//EMPTY DIV!!
//EMPTY DIV!!
//EMPTY DIV!!

PT Inka, Kota Madiun

Rabu, 14 Maret 2012 03:57:04
photo: pt inka / google sv

'La yahya wa la yamut'. Dahlan Iskan menjadi kyai lewat kolomnya pertengahan Januari lalu. Kalimat tadi dituliskannya ketika orang sedang asyik membicarakan mobil Esemka dan mendadak mencuat kabar kalau PT Inka juga sudah bisa membuat mobil bermesin 650 cc. PT Inka mau bikin mobil juga? Melebarkan sayap bisnis? Sebagai menteri yang mengurusi BUMN, ia mengingatkan kalau PT Inka baru keluar dari kamar ICU. Baru 3 tahun terakhir ini dia meninggalkan era 'la yahya wa la yamut'. PT Inka masih harus bertauhid, terus makan tiga kali sehari, dan rajin berolahraga agar ototnya fit.

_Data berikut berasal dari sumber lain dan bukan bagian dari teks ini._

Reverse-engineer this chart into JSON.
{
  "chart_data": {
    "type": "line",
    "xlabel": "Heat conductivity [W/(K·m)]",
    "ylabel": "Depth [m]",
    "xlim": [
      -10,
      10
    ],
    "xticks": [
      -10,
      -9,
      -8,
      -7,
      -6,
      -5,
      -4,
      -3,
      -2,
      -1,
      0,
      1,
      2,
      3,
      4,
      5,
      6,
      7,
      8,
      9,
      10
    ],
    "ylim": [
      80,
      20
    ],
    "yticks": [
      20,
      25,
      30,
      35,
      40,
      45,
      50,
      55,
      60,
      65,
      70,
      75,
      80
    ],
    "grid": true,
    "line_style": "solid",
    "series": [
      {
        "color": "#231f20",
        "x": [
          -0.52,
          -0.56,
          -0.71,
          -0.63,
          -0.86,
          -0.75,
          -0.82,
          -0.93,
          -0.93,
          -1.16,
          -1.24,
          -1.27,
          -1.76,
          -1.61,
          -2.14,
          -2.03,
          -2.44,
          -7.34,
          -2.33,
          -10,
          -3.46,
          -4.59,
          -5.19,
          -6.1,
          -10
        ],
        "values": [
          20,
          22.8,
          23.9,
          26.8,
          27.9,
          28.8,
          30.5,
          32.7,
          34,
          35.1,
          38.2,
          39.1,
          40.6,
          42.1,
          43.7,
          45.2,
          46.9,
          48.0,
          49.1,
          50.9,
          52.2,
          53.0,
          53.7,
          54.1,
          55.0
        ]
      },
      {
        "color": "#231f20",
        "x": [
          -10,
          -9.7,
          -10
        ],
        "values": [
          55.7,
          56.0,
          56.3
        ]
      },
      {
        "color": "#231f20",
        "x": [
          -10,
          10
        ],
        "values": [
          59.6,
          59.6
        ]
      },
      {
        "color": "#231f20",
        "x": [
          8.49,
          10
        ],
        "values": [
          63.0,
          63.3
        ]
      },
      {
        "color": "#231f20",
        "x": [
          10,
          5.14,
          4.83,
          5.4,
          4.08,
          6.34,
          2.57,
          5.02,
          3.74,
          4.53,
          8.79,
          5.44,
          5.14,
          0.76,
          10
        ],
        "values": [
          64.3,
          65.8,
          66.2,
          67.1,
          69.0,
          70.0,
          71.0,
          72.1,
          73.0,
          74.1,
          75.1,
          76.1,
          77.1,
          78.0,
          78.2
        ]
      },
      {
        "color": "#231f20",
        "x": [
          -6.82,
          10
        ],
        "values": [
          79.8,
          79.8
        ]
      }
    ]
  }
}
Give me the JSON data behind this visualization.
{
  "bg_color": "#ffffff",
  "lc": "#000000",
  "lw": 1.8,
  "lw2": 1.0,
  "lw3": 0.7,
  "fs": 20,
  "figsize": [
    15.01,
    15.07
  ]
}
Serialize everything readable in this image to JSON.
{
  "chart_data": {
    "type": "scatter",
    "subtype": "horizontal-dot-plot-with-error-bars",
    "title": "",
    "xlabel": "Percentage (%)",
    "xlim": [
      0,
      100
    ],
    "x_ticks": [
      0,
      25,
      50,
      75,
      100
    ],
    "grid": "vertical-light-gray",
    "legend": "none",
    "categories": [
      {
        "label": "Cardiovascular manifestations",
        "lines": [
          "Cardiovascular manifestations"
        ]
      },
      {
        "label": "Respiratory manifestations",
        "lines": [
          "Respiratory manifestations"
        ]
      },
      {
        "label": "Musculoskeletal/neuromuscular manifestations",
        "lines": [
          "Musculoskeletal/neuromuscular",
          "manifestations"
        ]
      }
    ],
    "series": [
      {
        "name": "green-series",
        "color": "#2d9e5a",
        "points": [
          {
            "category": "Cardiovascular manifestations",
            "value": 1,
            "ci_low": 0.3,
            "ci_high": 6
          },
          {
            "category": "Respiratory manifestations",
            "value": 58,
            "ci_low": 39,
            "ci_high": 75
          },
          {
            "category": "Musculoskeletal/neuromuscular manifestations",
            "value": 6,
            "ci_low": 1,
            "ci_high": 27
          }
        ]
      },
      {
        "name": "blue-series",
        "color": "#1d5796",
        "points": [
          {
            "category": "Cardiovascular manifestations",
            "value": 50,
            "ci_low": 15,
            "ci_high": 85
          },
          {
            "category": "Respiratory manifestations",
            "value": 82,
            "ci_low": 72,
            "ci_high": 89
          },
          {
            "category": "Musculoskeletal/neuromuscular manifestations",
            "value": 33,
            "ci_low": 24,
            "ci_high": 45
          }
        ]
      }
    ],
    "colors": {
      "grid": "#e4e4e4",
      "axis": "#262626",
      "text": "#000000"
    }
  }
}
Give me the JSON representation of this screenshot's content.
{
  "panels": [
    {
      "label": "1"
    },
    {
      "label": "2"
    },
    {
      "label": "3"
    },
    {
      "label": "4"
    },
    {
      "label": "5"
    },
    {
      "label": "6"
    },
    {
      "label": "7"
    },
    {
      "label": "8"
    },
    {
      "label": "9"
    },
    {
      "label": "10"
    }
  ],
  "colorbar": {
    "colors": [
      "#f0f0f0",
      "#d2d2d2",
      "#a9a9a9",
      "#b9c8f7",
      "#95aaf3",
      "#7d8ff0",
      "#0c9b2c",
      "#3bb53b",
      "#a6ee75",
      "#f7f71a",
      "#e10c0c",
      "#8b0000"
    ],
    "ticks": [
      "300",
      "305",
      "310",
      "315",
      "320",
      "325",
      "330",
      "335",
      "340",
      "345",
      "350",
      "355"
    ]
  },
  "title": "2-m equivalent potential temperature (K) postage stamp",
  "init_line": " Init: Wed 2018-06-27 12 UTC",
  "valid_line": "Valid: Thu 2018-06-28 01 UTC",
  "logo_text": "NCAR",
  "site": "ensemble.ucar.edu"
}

Dahlan tak melarang perusahaan bernama panjang PT Industri Kereta Api itu memproduksi mobil. Asalkan, ada yang memesan. Juga, asal jelas pembayarannya. Meski begitu, ia lebih suka kalau PT Inka tetap 'tauhid', tetap fokus, pada core businessnya di jagad kereta api. Terlebih saat ini sedang sibuk memproduksi puluhan lokomotif pesanan General Electrics (GE), Amerika. Juga ada pesanan dari Singapura dan Malaysia.

Seperti upayanya coba-coba membuat mobil, kelahiran PT Inka juga bermula dari upaya coba-coba membuat 'gerobak' dan kereta penumpang. Upaya rintisan ini 'secara resmi' dilakukan pada 1977 di Balai Yasa PJKA di Madiun: hampir satu abad setelah bengkel warisan Belanda itu hadir pada 1884. Setahun kemudian angin baik berhembus. BJ Habibie jadi menristek, ketua BPPT, dan sedang asyik dengan Nurtanio. Balai Yasa pun lantas dilirik dan ditinjau. Buntutnya, lewat PP No. 1 tahun 1981, pemerintah memutuskan untuk mendirikan PT Industri Kereta Api. Akte notaris pun dibuat pada 18 Mei 1981. Modal awalnya, Rp 200 miliar, plus aset Balai Yasa dan gudang PJKA di Madiun.

Sejak itu PT Inka terus menggelinding, memproduksi berbagai kereta: kereta barang, kerete rel listrik, kereta eksekutif, dll. Dan semenjak itu pula, laporan demi laporan BPK nyaris tak pernah melaporkan kabar bagus. PT Inka merugi, tak sanggup bayar kredit miliaran, punya piutang yang tak jelas pembayarannya, lemah dalam menangani kontrak penjualan, dan sederet istilah raport merah BPK lainnya. Habibie memang boleh turun, tapi PT Inka memang tetap hidup. Tapi ya itu tadi, la yahya wa la yamut, hidup segan mati tak mau. Bahkan pernah diputuskan untuk ditutup.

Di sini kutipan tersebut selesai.